As a final step, the raw Rating may be adjusted to account for strongly trending stocks by applying a “technical overlay“, which can clip the Rating to “Neutral+” or “Neutral-“.
If a Very Bullish or Bullish stock closes below its long-term trend (the 200-day double-exponential average, or orange line on the Chaikin chart), the Power Gauge Rating will be clipped to Neutral+. The Bullish rating will be restored once the stock closes back above this line, assuming the raw Rating remains Bullish.
Conversely, If a Very Bearish or Bearish stock crosses above its long-term trend, the Power Gauge Rating will be clipped to Neutral-. The Bearish rating will be restored once the stock closes back below this line, assuming the raw Rating remains Bearish.
The overlay is applied when the raw Rating does not agree with the actual technical condition of the stock, as this indicates there may be some information driving the market which the model has not factored in yet.

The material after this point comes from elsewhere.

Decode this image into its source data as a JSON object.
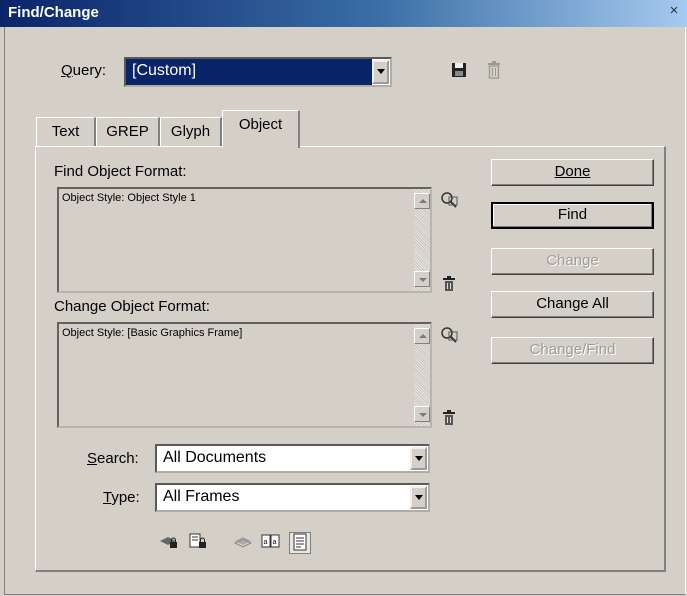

When a Bullish Stock crosses below its long-term trend, it is at higher risk for a breakdown. By clipping to Neutral +, this is like applying a circuit breaker – it lowers the risk of the model, and reduces volatility in your returns if you are following the model, until price activity agrees with the Rating again, when the confidence level of the Rating is higher.
This allows the Chaikin Power Gauge model to respond to overall market trends: at times when many stocks are breaking down, the overall distribution of ratings will skew Bearish, and in times when many stocks are breaking out, rating distribution will Bullish.
Exception. A Bearish stock which closes above its long-term trend will remain Bearish if DEMA is falling.